Biological specificity, genetic causation, and mathematical modelling in the history of modern biology

6 Nov 2018

Ute Deichmann
Jacques Loeb Centre for the History and Philosophy of the Life Sciences
Ben-Gurion University of the Negev, Israel


The concepts of biological specificity (of species, macromolecules, genes etc.) and genetic causality (in particular regarding heredity and development) played an important role in rendering biology a modern experimental science in the nineteenth century. Neglecting these concepts often led to stagnation in a field of study as, for example, in Spemann's embryology, which excluded genetic causality.

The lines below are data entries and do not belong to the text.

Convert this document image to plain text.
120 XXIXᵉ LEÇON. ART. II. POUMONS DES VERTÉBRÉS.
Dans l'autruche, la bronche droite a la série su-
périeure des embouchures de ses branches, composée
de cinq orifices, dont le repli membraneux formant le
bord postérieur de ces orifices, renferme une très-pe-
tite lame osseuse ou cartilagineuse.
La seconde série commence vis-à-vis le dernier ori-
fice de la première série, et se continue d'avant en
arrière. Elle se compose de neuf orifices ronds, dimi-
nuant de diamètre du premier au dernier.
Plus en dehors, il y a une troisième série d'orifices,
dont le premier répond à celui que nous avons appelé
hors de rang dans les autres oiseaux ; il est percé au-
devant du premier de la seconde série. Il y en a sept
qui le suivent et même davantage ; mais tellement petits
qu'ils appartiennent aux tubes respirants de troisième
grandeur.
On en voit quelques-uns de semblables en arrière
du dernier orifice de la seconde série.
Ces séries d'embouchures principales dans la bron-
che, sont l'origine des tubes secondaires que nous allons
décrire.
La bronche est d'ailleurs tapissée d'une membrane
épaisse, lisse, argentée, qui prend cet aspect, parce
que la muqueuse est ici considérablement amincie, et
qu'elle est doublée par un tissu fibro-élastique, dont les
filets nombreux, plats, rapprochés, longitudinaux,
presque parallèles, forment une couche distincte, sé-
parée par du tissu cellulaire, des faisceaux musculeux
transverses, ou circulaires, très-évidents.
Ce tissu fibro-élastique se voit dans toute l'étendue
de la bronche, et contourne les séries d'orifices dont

Mathematical models, which were widespread in experimental biology since its beginnings, differed, among other things, in the consideration of these principles. This paper presents the properties and epistemological basis of pertinent models, from Mendel's model of heredity in the 19th century to Eric Davidson's model of developmental gene regulatory networks in the 21st, and analyzes the extent to which the above principles explicitly or implicitly guided the modelling process. It claims that models that disregarded these principles, such as D'Arcy Thompson's models of biological form, failed to impact the direction of biological research in a lasting way. The paper shows that a combination of theory and mathematical modelling with experiment has led to the most fruitful concepts in the history of biology, such as the DNA double helix and the genetic code. The history of mathematical modelling shows, moreover, that the ideal of simplicity that is widely accepted in physics and sometimes fruitful also in biology, can be strongly misleading if taken alone, because biological entities and processes are the result of a long evolutionary history.